The ABC, CBS, Fox and NBC television networks, their local affiliates in the Washington metropolitan area, and several other national broadcasters sued FilmOn in U.S. District Court for the District of Columbia in late May. The networks accused FilmOn of "exploiting…some of the most valuable intellectual property created in the United States" by distributing their programs without a license.
FilmOn, according to court filings, uses tiny antennae to capture television broadcast signals in local markets and stream the live programming online. In counterclaims filed June 27, FilmOn, represented by attorneys with Baker Marquart in Los Angeles, denied it was infringing the networks' copyrights.

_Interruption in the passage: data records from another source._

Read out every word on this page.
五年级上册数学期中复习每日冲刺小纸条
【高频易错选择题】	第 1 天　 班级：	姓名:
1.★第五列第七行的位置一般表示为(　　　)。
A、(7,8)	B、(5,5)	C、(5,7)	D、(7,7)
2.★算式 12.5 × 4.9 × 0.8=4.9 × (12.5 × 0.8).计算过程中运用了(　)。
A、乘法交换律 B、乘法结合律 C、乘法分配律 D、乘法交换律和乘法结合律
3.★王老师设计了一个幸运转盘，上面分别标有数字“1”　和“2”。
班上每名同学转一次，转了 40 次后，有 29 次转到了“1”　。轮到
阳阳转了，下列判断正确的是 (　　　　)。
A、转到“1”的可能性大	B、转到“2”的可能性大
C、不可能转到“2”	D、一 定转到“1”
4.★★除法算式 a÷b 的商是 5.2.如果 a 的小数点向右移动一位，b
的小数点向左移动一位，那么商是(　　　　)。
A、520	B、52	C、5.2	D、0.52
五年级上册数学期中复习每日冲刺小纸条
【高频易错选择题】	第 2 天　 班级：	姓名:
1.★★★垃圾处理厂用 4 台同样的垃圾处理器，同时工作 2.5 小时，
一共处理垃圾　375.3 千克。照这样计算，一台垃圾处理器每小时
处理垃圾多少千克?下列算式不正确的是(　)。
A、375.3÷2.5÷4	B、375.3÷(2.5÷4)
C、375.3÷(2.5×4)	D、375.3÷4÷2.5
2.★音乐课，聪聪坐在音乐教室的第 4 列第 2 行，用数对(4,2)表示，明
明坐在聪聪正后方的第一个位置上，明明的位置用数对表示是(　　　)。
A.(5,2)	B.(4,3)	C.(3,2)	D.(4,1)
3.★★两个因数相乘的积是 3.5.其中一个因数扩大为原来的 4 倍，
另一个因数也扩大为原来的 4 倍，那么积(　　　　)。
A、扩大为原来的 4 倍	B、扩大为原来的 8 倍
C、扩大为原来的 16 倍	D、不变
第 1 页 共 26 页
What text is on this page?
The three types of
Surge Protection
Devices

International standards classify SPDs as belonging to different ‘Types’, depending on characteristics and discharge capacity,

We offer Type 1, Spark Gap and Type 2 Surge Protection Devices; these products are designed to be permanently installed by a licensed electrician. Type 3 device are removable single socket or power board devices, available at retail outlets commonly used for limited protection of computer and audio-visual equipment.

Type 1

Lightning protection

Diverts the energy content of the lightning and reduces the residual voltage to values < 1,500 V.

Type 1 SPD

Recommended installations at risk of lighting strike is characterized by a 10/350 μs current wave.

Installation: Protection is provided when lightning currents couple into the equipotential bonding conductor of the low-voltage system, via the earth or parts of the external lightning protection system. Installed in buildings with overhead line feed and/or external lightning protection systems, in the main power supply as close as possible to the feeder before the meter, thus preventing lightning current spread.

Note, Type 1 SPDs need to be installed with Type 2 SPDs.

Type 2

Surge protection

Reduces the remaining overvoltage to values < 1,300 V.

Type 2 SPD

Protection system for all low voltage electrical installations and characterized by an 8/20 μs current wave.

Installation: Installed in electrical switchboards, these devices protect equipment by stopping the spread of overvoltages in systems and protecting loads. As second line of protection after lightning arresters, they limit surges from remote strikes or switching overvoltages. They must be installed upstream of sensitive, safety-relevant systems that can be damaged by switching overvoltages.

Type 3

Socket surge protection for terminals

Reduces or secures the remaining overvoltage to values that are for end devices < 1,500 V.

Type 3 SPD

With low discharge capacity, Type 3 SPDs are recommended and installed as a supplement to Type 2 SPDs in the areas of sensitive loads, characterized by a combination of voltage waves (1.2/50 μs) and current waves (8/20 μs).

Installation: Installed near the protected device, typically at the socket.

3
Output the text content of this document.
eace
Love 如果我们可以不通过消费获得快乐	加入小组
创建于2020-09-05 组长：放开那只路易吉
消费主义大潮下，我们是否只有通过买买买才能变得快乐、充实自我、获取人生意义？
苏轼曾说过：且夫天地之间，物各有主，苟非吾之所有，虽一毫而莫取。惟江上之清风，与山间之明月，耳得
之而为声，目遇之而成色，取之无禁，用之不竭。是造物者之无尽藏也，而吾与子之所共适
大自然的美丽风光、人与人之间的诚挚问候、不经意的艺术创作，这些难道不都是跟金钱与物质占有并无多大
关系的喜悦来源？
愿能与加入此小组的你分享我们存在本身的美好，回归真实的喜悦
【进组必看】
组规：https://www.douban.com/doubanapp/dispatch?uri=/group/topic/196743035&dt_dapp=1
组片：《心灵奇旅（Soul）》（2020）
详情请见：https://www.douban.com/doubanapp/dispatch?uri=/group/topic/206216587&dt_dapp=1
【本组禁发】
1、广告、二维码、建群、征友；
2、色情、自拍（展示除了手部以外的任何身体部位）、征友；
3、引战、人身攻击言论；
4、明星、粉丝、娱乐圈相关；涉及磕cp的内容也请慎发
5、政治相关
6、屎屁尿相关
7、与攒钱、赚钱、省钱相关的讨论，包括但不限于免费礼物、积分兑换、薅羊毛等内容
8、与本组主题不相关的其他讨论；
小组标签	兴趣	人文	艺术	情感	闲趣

The company argued its technology allowed users to access television broadcasts in the same manner as "rabbit ear" antennae on a traditional television set. Since the networks are required by federal law to make broadcasts available for free, FilmOn argued that by filing the lawsuit, the networks were trying to block public access.
FilmOn said that when it made a "good faith" effort to negotiate with one of the networks, NBC, the network offered to sell FilmOn "one particular program from the dawn of television that is essentially worthless at present day, for a cost of $500,000.00 per year."
The company wants U.S. District Judge Rosemary Collyer to enter a judgment finding FilmOn did not violate the networks' copyrights.
In a statement, a Fox Networks Group spokesman said: "The courts have already made clear to [FilmOn founder Alki David] that the commercial retransmission of our broadcast signal without permission or compensation is a clear violation of the law. It is his right to attempt to make any claim he wishes, but we are confident that that he will be enjoined at every turn."
The Fox plaintiffs are being represented by Paul Smith of Jenner & Block. The remaining networks are being represented by Robert Garrett of Arnold & Porter. Garrett could not immediately be reached for comment.
The networks have sued in other courts to block FilmOn and a similar service known as Aereo Inc. from operating in other jurisdictions. The networks won a limited injunction against FilmOn in the U.S. Court of Appeals for the Ninth Circuit and lost a case against Aereo in the Second Circuit. Both cases are still pending on appeal.